Ya, lelaki yang baru dua hari kemarin ia sukai postingannya, malah sekarang lelaki itu mengirim pesan kepadanya. Ternyata lelaki itu juga menyukai seni lukis, maka dari itu mereka berteman karena menyukai hal yang sama.

Sekarang Sia sedang menunggu pesan dari lelaki itu, tapi tidak ada balasan dari si pemilik. Karena frustasi menunggu, Sia memberanikan diri untuk menelpon lelaki tersebut.

Rasa takut mulai menyelimutinya, takut Sia menganggu Arsa, Sia menunggu telepon tersebut diangkat oleh pemilik sambil menggigit kuku jarinya.

Memang seperti ini kebiasaan gadis itu, kalau sedang ketakutan ataupun khawatir.

"Halo?" 

Panggilan tersebut terjawab, tapi anehnya yang menjawab adalah suara perempuan di seberang sana.

"Halo?"

Dengan cepat Sia mematikan panggilan tersebut dan membuang ponselnya asal.

"Mampus, itu cewenya yang jawab?" celetuk Sia.

Ponselnya kembali berdering, dengan berat hati Sia mengambil ponselnya yang berada di ujung ranjang dan melihat nama Arsa tertera di panggilan tersebut.

Sia merutuki dirinya sendiri, bagaimana ini kalau ia disembur oleh kekasih orang itu.

Dengan gemetar, Sia menjawab panggil tersebut, "Maaf ya, sepertinya ini salah sambung," ucapnya dan hendak menekan tombol matikan panggilan.

Tapi terdengar suara tawa lelaki di seberang sana.

"Halo?" ujar Sia.

"Ini gua Arsa, apa masih salah sambung?" jawabnya, Sia menghela nafas panjang.

"Engga kok, tadi itu cewe kamu ya?" tanya Sia.
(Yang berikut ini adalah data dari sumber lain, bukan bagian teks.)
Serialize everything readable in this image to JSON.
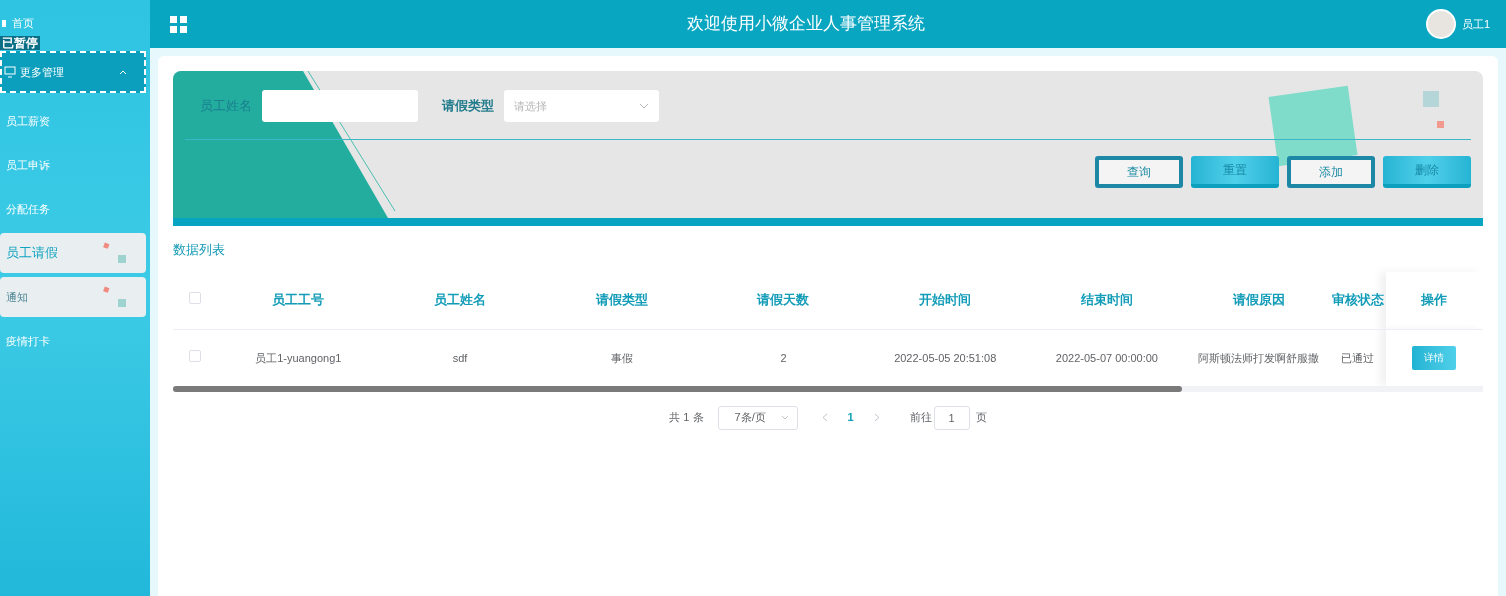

" ... " Tidak ada jawaban dari Arsa, Sia mulai overthinking di buatnya, bagaimana kalau sekarang lelaki itu sedang bertengkar dengan kekasihnya gara-gara dia.

Karena tidak ada jawaban dari seberang sana, Sia memberanikan diri untuk memanggil nama Arsa.

"Sa," panggilnya.

"Oh sorry, tadi kata lo apa?" tanya lelaki itu menyuruh Sia mengulang kembali kalimatnya.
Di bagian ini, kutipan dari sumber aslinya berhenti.